Peki, fiyat indirimleri şirketin karlılığını artırır mı?

Fiyat indirimi yapan her markanın varsayımı, daha çok miktarda satış yapıp, birim karlılığından kaybettiğini daha çok satarak telafi etmektir ama bu plan çoğu durumda gerçekleşmez. Çünkü bir markanın indirimden beklentisini karşılaması için çok büyük miktarda satış artışı gerçekleştirmesi gerekir ama rakipler kısa zamanda markanın fiyat indirimine en az aynı oranda fiyat indirerek cevap verdiği için çoğu şirket planladığını gerçekleştiremez. Bütün markaların indirim yapması sonucu, kategorinin fiyat seviyesi düşer ve  sonuçta kategorideki bütün markaların karlılıkları düşer.

Fiyat indirimlerinin iki özelliği vardır:

  • Birincisi, bütün markalar seyrek satın alma yapan bir kullanıcı kitlesine sahip olduğundan, indirimin etkili olması için, alışverişçilerin markanın indirimde olduğunu satış kanalında belirgin bir biçimde fark etmeleri gerekir hatta daha alışverişe çıkmadan markanın indirimde olduğunu duymuş olmaları gerekir. Bu şartlar gerçekleştiği taktirde fiyat indirimleri söz konusu satış noktalarında etkili olur. Ama her markanın satış kanallarının hepsini istediği gibi yönetme imkanı yoktur. İndirim uygulanmayan ya da yapılan indirimi alışverişçilerin fark etmesini sağlayamayan satış noktaları, indirimin satış miktarına katkısını çok azaltır. Bu nedenle, indirimler doğası gereği, satış kanalına özgü uygulamalardır ve daha az sayıda alışverişçiye ulaşır.
  • İkincisi, fiyat indirimleri çok kısa zamanda etkili olur ama orta uzun dönemde etkisi kaybolur. Çünkü ya şirket eski fiyatına geri döner ya da rekabet onun fiyatına iner. Her iki durumda da fiyat indirimlerinin satışlara kalıcı etkisi olmaz.

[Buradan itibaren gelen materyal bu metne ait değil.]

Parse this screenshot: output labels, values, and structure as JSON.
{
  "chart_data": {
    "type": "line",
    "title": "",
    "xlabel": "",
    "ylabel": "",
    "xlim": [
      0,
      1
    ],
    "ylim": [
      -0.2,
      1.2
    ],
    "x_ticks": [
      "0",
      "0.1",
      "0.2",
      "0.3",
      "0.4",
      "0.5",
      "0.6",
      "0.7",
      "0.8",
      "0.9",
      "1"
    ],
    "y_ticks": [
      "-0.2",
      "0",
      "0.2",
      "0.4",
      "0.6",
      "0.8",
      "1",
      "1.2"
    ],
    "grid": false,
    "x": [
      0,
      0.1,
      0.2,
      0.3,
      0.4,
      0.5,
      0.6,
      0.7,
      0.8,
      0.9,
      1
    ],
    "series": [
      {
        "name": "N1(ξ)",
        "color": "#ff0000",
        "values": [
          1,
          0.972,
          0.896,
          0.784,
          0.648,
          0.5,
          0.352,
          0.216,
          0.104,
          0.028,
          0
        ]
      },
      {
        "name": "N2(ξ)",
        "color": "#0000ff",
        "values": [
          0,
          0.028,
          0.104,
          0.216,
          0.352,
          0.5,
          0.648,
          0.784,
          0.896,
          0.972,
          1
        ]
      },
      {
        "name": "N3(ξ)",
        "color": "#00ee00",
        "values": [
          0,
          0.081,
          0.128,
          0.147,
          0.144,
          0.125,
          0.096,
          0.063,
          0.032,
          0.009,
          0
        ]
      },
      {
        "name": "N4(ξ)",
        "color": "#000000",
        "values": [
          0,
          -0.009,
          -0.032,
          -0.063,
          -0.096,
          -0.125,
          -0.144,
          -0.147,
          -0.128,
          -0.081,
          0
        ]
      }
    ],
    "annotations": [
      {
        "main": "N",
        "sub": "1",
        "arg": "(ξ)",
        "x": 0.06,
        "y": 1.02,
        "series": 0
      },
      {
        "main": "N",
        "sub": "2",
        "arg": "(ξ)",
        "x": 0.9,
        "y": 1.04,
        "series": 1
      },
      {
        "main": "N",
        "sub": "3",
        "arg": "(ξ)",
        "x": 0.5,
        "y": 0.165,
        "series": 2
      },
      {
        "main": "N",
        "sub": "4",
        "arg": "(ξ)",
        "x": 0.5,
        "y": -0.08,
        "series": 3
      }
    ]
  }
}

Bir marka, reklam yaparak da fiyat indirerek de satışlarını artırabilir ama fiyat indirerek satış artırmak, şirketlere daha pahalıya mal olur çünkü indirimler markaların karlılıklarını eritir. Bu nedenlerden ötürü, şirketlerin fiyat indiriminden çok markalarını reklamla desteklemeye ağırlık vermeleri, daha karlı bir yöntemdir. Çünkü reklamlar, hem bütün satış kanalları üzerinde etkilidir hem de düzenli yapıldığı taktirde uzun dönemde kalıcı etkiye sahiptir.

Reklamların alışverişçilerin satın alma ihtimallerini artırma etkisi, kısa dönemde zayıf; uzun dönemde çok güçlüdür. Çünkü indirimlere kıyasla reklamların ulaştığı kitle çok daha geniştir. Bilimsel araştırmalar uzun dönem kesintisiz reklam yapan markaların büyüdüğünü kanıtlar.

Bir markanın kuvvetli bir indirim yapmak yerine karlılığını zedelemeyecek düzeyde bir indirim yapması ve bu indirimi hem televizyon gibi kitlesel bir mecrada hem de satış kanallarında etkili bir şekilde duyurması daha doğru bir uygulamadır. Bu yöntem, markanın sağlıklı büyümesini sağlayacak bir yöntemdir.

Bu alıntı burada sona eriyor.